The Appeals Court vacated an order amending a judgement of divorce nisi by an Essex Probate and Family Law Court Judge. The order required the wife to seek higher paying work and accept any job offer commensurate with her skills as a book-keeper. 

However, the appeals court decision did not mean the defendant spouse was automatically on the hook to compensate the wife for her choice to pursue a career in a lower paying field. In fact the decision may actually have helped to level the playing field between the payor spouse and the payee spouse, as the wife did not deny that she did not make efforts to seek higher paying work. Instead she argued that rather than ordering her to take a job that wasn’t in her chosen field, the judge should have sought the remedy of attributing potential income to the wife in determining how much alimony should be paid.
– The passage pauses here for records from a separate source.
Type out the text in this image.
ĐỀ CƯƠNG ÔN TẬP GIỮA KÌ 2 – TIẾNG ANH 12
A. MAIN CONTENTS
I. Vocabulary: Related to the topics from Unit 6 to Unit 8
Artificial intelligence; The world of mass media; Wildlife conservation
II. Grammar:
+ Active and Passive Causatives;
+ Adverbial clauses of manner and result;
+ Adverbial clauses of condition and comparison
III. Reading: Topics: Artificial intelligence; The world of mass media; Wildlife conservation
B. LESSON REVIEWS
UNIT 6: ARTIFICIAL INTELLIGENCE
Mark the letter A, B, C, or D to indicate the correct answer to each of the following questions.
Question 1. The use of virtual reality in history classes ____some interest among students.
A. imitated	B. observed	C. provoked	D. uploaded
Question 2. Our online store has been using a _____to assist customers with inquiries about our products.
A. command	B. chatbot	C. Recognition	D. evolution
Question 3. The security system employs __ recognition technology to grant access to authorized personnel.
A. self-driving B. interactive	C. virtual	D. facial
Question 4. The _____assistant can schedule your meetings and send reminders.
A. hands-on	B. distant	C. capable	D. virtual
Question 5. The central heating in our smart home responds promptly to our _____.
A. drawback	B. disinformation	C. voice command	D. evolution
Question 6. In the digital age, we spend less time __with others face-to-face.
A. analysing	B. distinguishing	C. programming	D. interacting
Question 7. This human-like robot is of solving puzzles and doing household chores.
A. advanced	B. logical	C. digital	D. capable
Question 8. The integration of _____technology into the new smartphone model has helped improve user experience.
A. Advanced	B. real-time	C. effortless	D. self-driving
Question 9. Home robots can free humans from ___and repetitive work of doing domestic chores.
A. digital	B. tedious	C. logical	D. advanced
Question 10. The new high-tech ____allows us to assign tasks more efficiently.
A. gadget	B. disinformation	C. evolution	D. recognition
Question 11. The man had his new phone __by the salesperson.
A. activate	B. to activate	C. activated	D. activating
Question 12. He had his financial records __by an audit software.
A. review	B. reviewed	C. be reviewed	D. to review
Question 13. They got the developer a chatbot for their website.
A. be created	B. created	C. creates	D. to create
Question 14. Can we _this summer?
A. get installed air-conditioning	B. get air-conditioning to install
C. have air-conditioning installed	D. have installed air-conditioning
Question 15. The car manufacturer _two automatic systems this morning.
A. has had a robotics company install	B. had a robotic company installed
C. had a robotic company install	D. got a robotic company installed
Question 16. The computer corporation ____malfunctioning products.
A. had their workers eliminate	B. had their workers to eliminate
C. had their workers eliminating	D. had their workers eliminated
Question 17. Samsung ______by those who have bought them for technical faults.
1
Imputed income in a divorce is income which someone has the potential to earn given their qualifications and experience. It can reduce or increase the amount of spousal support/alimony paid to a spouse based on the amount of income a party is capable of earning. In Pavlo vs. Pavlo, the major obstacle to the defendant’s claim was the Massachusetts Alimony Reform Act. The judge had no authority to force the wife to take a specific job as the Massachusetts Alimony Reform Act has no provisions regarding a spouse being required to take a job. On the other hand the law does allow an assessment of whether a party to a divorce is under-employed and whether to attribute income to them that they could potentially be earning, in order to make a determination of alimony.

If you or your former spouse are thinking about making a career change that would impact either party’s earning potential you should consult with a qualified family law attorney to determine how a change could impact a support order.